A questo proposito osservava acutamente papa Benedetto XVI (da: Svolta per l’Europa?, pp. 87-89; cit. in Joseph Ratzinger, Collaboratori della verità. Un pensiero al giorno, a cura di suor Irene Grassl, titolo originale: Mitarbeiter der Wahrheit: Gedanken für jeden Tag, Würzburg, Verlag Johan Wilhelm Naumann, 1990; traduzione dal tedesco di Annarita Torti, Libreria Editrice Vaticana, 205, e Cinisello Balsamo, Milano, Edizioni San Paolo, 2006, pp. 316-317):

L’integrazione fra conoscenza, volontà e sentimento avviene nella persona. La fede cristiana ha per sua stessa natura una struttura personale. È la risposta di una persona alla chiamata di un’altra. È l’incontro di due libertà.
Se l’essenza della fede cristiana, così come viene descritta nella Bibbia, non è l’irrazionalismo, ma il più deciso riconoscimento della ragione come fondamento e destino di tutte le cose, possiamo aggiungere che la fede cristiana racchiude per sua natura una filosofia globale della libertà.
Ciò si ripercuote anche sulle forme concrete di religiosità. A una filosofia a-personale corrisponde una religiosità a-personale. Non si può negare che esistano tendenze di questo genere anche tra i cristiani. Il coraggio della fede nel Dio personale che ci ascolta finisce per esaurirsi. La pietà si riduce a un lasciarsi sommergere nella corrente dell’essere, a un liberarsi degli oneri della libertà, degli oneri della dignità personale, a un rituffarsi nell’abisso del nulla.
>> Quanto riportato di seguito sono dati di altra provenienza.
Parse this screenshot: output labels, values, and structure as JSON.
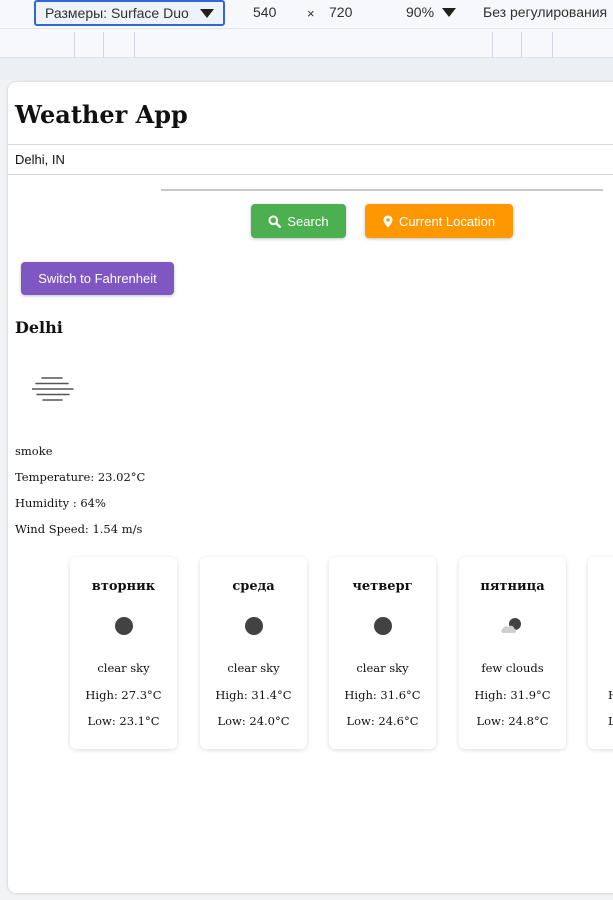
{
  "devtools": {
    "device_label": "Размеры: Surface Duo",
    "width": "540",
    "times": "×",
    "height": "720",
    "zoom": "90%",
    "throttling": "Без регулирования"
  },
  "app": {
    "title": "Weather App",
    "city_input_value": "Delhi, IN",
    "search_label": "Search",
    "location_label": "Current Location",
    "switch_label": "Switch to Fahrenheit"
  },
  "current": {
    "city": "Delhi",
    "icon": "smoke-icon",
    "description": "smoke",
    "temperature": "Temperature: 23.02°C",
    "humidity": "Humidity : 64%",
    "wind": "Wind Speed: 1.54 m/s"
  },
  "forecast": [
    {
      "day": "вторник",
      "icon": "clear-sky-icon",
      "desc": "clear sky",
      "high": "High: 27.3°C",
      "low": "Low: 23.1°C"
    },
    {
      "day": "среда",
      "icon": "clear-sky-icon",
      "desc": "clear sky",
      "high": "High: 31.4°C",
      "low": "Low: 24.0°C"
    },
    {
      "day": "четверг",
      "icon": "clear-sky-icon",
      "desc": "clear sky",
      "high": "High: 31.6°C",
      "low": "Low: 24.6°C"
    },
    {
      "day": "пятница",
      "icon": "few-clouds-icon",
      "desc": "few clouds",
      "high": "High: 31.9°C",
      "low": "Low: 24.8°C"
    },
    {
      "day": "",
      "icon": "",
      "desc": "",
      "high": "H",
      "low": "L"
    }
  ],
  "colors": {
    "search": "#4caf50",
    "location": "#ff9800",
    "switch": "#7e57c2",
    "select_border": "#3166d8"
  }
}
La preghiera cristiana, invece, è la risposta di una libertà a un’altra libertà, incontro d’amore. Ancora una volta: la tendenza a una religiosità a-personale cela in sé un frammento di verità. Essa aspira al superamento della differenza che ci separa dall’altro e dagli altri. Ma la ritirata dall’essere, il darsi per sconfitti che ciò significa, non salva. Quando l’incontro di due libertà diventa amore, proprio allora avviene il superamento della differenza. Non la negazione della persona, ma il suo geto più alto, l’amore, crea quell’unità cui noi, creature del Dio uno e trino, aneliamo fin dal profondo della nostra esistenza.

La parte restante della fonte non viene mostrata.